The death of a mixed martial arts fighter on Monday – the second fatality of an MMA competitor in the US since November 2007 – is renewing concerns about safety and regulation of the meteorically growing sport.
Michael Kirkham died Monday morning after a bout two days earlier in Columbia, S.C. Kirkham collapsed after his first professional fight Saturday and remained unconscious before dying of a brain injury, according to the Aiken County coroner. Kirkham took several strikes to the head during his match, which was a state-sanctioned fight.
Despite its rising popularity, mixed martial arts – which combines a number of fighting disciplines including boxing, kickboxing, jiu-jitsu and others – remains controversial because its rules allow fighters to strike opponents with knees and elbows and to continue hitting rivals who have fallen to the mat.
South Carolina legalized MMA, which is regulated by the state’s Athletic Commission, only last year. It is one of 44 states that have legalized and regulated MMA fighting. On Monday, the New York state legislature halted a measure that would have added it to the list of legal MMA venues.
Proponents of MMA argue that the sport is less dangerous than others, even legal fighting sports like boxing. A 2006 study in the Journal of Sports Science Medicine found that though MMA fighters sustain more overall injuries per fight than boxers, there are half as many knockouts – and thus fewer serious brain injuries – in MMA bouts. Kirkham’s death was the second directly resulting from a US mixed martial arts fight, but the history of boxing is rife with fatal injuries sustained in matches.
MMA’s supporters also claim the sport is a cash cow that could serve as an important economic boost and revenue source for states still recovering from the recession. After Maine legalized MMA fights last year, representatives from the Ultimate Fighting Championship, a MMA promoter, told the Bangor Daily News that multibout MMA events in Maine could generate more than $8 million each.
The anti-MMA crowd contends that mixed martial arts will prove to be just as dangerous as boxing if the new sport is allowed time (and government approval) to continue growing. The American Medical Association and other doctors’ groups oppose MMA because of its potential for causing severe injury and its promotion of violence.

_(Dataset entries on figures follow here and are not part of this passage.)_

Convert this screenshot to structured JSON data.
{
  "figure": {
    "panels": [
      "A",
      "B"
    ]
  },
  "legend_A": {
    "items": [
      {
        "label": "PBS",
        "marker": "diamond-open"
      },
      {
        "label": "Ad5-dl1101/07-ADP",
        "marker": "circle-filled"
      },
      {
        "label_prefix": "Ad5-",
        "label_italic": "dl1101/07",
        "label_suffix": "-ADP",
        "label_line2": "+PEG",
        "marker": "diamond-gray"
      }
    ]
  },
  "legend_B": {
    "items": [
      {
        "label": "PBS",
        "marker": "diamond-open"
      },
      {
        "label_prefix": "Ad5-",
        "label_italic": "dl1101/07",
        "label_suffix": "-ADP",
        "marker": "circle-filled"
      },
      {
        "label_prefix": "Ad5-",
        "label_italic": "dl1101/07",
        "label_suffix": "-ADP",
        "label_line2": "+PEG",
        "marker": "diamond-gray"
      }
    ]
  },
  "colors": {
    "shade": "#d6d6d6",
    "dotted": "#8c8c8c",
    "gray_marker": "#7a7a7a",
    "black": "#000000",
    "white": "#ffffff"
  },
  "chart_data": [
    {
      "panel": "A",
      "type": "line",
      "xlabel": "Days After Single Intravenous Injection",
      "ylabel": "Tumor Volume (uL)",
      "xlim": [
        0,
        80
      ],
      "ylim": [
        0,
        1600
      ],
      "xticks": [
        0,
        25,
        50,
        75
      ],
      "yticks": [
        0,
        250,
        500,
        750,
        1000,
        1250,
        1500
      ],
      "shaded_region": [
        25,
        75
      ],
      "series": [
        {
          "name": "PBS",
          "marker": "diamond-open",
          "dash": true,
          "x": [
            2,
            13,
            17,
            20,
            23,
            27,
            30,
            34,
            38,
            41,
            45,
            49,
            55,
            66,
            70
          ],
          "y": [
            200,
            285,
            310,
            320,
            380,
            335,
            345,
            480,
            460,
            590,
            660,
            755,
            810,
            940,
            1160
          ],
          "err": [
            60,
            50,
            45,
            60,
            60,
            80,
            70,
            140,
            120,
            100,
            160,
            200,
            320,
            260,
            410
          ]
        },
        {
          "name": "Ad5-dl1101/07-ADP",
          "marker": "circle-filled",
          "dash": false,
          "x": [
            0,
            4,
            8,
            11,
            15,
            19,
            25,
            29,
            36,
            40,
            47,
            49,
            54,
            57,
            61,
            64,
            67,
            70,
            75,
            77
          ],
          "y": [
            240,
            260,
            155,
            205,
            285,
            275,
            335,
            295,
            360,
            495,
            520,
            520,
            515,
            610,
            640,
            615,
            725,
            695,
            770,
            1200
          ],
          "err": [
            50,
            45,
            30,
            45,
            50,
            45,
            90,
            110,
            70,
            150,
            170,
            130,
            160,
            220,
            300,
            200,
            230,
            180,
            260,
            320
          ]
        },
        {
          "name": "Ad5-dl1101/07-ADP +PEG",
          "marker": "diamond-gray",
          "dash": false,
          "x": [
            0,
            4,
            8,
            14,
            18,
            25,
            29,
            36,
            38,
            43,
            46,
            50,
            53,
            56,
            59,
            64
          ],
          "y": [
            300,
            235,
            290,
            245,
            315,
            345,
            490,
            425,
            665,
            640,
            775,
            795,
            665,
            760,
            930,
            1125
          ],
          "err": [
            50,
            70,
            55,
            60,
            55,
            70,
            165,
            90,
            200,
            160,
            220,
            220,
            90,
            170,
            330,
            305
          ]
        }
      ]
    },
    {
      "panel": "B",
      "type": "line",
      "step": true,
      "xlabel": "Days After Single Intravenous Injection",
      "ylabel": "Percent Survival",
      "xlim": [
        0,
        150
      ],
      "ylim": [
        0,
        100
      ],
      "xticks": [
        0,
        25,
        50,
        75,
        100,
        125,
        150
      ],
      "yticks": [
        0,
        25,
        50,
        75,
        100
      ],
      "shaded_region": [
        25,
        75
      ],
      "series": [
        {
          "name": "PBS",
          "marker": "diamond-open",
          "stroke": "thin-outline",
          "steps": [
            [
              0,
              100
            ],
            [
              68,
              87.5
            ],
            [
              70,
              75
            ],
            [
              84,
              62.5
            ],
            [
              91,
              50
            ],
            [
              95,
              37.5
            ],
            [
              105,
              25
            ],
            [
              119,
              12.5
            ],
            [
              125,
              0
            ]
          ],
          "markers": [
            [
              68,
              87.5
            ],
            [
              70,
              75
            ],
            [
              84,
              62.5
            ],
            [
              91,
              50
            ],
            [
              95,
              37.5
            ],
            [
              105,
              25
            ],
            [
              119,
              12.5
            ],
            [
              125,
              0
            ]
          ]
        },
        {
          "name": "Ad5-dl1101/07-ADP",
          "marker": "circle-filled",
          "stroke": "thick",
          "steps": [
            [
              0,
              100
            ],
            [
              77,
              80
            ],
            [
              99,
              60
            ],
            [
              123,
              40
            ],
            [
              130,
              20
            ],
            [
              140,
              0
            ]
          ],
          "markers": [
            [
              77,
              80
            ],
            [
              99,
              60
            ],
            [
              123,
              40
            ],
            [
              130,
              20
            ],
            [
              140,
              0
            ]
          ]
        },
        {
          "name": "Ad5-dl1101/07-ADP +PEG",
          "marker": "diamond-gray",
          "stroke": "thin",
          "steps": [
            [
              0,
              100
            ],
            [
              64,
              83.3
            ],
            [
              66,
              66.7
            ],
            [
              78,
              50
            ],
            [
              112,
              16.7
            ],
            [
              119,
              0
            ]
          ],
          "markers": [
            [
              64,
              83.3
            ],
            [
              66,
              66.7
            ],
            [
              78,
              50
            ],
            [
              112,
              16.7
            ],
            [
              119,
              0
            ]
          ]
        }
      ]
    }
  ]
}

In New York, the state Senate included a provision in the budget last week to legalize, regulate, and tax MMA fights. But it was removed in the Assembly on Monday, the same day as Kirkham’s death, by lawmakers disturbed by the sport’s violence. Bob Reilly (D) of upstate New York argued in a 24-page memo last year that MMA is too barbaric for the state to support.
“Ultimate fighting is a form of violence that physically harms the participants and has a negative effect on children, adults and our society as a whole,” Mr. Reilly wrote. “Young people are increasingly imitating ultimate fighting.... It is difficult to convince young people that their fights are not acceptable when they see adults participating in ultimate fighting.” Reilly also disputed the potential economic gains from legalizing MMA fighting in New York.
New York state Assemblyman Steve Englebright (D) of Long Island is one of the legislature's biggest supporters of legalizing MMA fighting. There are arguments against it, he says, but the "genie is already out of the bottle" in terms of publicity for MMA, and there is no good reason for closing it off as a potential source of revenue. "I'm not going to get up on a soapbox and say we need this to [afford to] put cops on the street," says Mr. Englebright, "but I'm also not going to get on a soapbox and say it's debauching our society. It's already out there."